As part of Black History Month, the Toronto History Museums launched new online content for the Awakenings program, a series of art projects featuring musical and film discussions about the effects of racism on physical and mental health.
Awakenings was originally launched in December 2020 as a series of art projects by Black, Indigenous, and artists of color operating under the principles of anti-oppression, anti-racism, and anti-colonialism.
For Black History Month, explore new online content in the #Alarm Clocks program at the Toronto History Museums. Music, film, discussions on racism and physical and mental health and a new artist mentorship program. https://t.co/zFAGf7S7w2.#TellTheFullStory #Black History Month @KardinalO pic.twitter.com/xyJpBHZkP9
— Toronto History Museums (@TOHistory) February 4, 2021
“Awakenings is our way of building a more inclusive and equitable arts and culture sector, while giving artists the opportunity to showcase their talent,” Toronto Mayor John Tory said in a statement. statement Thursday. “I encourage residents to participate in Awakenings to learn more and better understand the history of our country and the role Black Canadians have played in it and continue to play today.

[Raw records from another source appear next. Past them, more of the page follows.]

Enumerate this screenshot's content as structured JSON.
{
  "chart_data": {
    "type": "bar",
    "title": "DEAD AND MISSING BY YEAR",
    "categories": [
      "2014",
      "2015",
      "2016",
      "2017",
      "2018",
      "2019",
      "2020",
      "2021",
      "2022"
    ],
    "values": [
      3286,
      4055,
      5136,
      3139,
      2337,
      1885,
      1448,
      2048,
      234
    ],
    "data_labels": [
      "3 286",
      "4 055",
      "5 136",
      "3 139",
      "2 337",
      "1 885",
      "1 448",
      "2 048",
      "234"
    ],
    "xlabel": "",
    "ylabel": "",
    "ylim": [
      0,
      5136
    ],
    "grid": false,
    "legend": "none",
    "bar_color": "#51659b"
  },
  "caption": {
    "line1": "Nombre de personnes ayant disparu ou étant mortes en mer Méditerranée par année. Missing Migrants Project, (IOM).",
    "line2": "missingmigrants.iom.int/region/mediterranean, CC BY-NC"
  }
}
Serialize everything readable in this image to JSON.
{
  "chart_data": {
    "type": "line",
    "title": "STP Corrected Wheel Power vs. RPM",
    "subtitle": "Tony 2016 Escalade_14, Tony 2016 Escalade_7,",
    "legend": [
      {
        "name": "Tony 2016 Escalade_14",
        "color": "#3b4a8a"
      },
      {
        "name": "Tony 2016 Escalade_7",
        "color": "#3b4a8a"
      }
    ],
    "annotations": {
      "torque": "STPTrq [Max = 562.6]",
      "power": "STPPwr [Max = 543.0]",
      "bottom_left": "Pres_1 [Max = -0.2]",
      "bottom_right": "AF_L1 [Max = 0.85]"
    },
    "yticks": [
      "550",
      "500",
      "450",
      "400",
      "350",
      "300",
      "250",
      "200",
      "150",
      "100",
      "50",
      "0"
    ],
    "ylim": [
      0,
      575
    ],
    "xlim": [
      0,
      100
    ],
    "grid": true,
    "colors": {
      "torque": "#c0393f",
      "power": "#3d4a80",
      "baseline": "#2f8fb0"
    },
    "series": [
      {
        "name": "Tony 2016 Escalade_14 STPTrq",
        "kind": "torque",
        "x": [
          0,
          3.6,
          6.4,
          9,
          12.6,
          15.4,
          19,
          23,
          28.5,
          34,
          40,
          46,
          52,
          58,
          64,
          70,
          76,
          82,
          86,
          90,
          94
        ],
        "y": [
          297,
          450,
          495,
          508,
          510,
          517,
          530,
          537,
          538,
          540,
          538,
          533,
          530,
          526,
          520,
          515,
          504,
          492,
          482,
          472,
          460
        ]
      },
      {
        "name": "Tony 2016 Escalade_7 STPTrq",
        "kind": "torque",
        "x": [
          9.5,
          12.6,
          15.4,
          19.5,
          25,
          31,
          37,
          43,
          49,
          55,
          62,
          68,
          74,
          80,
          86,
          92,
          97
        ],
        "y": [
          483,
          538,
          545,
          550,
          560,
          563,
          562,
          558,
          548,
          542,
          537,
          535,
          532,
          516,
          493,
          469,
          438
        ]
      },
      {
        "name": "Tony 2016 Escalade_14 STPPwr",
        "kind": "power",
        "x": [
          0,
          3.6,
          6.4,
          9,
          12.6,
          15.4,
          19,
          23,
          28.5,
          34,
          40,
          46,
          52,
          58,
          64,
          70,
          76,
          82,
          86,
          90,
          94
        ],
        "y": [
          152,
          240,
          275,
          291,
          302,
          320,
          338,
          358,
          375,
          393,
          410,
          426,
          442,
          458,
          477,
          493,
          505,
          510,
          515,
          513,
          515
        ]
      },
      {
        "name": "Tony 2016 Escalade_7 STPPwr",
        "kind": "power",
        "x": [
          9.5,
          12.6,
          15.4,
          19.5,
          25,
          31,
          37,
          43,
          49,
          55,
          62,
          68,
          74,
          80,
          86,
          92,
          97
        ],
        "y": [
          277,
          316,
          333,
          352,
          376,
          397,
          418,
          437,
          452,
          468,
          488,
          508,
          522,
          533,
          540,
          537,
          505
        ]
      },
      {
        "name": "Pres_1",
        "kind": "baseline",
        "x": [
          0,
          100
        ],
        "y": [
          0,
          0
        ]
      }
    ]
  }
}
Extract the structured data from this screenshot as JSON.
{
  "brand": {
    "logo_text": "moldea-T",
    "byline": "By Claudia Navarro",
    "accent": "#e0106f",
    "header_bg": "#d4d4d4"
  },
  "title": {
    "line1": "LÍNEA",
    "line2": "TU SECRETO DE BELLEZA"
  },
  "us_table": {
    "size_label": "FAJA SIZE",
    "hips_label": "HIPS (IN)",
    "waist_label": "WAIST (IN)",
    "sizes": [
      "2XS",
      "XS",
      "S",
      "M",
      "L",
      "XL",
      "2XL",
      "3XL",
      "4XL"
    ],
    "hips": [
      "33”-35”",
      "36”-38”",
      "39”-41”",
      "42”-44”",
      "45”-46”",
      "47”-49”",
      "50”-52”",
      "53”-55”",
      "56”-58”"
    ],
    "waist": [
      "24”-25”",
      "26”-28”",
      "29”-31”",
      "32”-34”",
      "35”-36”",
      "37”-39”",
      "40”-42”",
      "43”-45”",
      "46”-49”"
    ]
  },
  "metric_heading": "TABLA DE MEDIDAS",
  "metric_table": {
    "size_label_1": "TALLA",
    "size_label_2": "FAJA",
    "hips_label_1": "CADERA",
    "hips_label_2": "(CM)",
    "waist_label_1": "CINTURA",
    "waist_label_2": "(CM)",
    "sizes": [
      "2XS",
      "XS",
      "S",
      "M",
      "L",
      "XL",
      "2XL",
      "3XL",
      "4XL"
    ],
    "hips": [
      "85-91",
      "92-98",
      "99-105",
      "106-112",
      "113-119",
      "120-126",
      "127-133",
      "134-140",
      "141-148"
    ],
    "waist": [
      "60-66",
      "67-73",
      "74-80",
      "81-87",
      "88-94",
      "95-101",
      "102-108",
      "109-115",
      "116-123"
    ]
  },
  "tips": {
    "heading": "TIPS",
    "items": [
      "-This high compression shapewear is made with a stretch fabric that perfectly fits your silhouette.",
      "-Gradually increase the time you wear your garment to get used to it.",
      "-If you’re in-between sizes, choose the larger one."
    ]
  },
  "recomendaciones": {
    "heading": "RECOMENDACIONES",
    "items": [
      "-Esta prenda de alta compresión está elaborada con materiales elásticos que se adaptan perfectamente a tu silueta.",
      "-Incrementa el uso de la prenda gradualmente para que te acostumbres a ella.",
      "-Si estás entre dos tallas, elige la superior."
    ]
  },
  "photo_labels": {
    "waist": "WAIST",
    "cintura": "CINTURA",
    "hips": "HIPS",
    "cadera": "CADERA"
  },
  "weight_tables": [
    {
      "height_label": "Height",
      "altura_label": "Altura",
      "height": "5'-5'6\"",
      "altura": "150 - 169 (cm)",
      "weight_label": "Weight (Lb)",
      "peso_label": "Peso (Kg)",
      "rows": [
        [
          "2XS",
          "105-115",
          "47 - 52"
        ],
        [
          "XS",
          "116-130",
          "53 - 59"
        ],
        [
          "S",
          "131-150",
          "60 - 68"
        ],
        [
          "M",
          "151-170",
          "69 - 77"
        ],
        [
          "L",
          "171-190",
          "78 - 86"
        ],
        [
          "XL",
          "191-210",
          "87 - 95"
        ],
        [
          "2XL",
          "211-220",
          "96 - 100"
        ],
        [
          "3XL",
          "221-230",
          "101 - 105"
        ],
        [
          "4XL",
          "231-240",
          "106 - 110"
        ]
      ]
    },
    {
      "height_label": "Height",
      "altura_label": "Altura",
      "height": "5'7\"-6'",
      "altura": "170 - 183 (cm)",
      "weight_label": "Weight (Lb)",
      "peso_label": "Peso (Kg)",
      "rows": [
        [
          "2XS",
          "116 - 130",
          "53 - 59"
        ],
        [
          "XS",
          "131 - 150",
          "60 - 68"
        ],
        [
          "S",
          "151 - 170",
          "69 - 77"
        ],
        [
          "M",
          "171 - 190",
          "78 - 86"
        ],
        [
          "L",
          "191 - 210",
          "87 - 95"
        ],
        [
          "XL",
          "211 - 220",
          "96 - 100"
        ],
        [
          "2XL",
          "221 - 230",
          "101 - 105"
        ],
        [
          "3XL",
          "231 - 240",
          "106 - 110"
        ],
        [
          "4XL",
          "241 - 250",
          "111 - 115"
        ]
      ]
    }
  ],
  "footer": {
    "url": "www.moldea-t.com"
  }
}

New content from the Awakenings arts program includes a musical series titled Kitchen Concerts at the Inn that celebrates and honors the life of Joshua Glover, a freedom seeker who escaped US slavery.
The full program can be viewed online here.
“I was compelled to contribute to Awakenings because the rich history of important black Canadians has not been consumed by most people in our country,” said Kardinal Offishall, a rapper, record producer and executive at Canadian records. “From when I was studying ‘Cultures of the Oppressed’ at York University until now, helping to respect, understand and socialize our stories has been a passion of mine.”
According to the announcement, additional Awakenings programming will also be available throughout the year.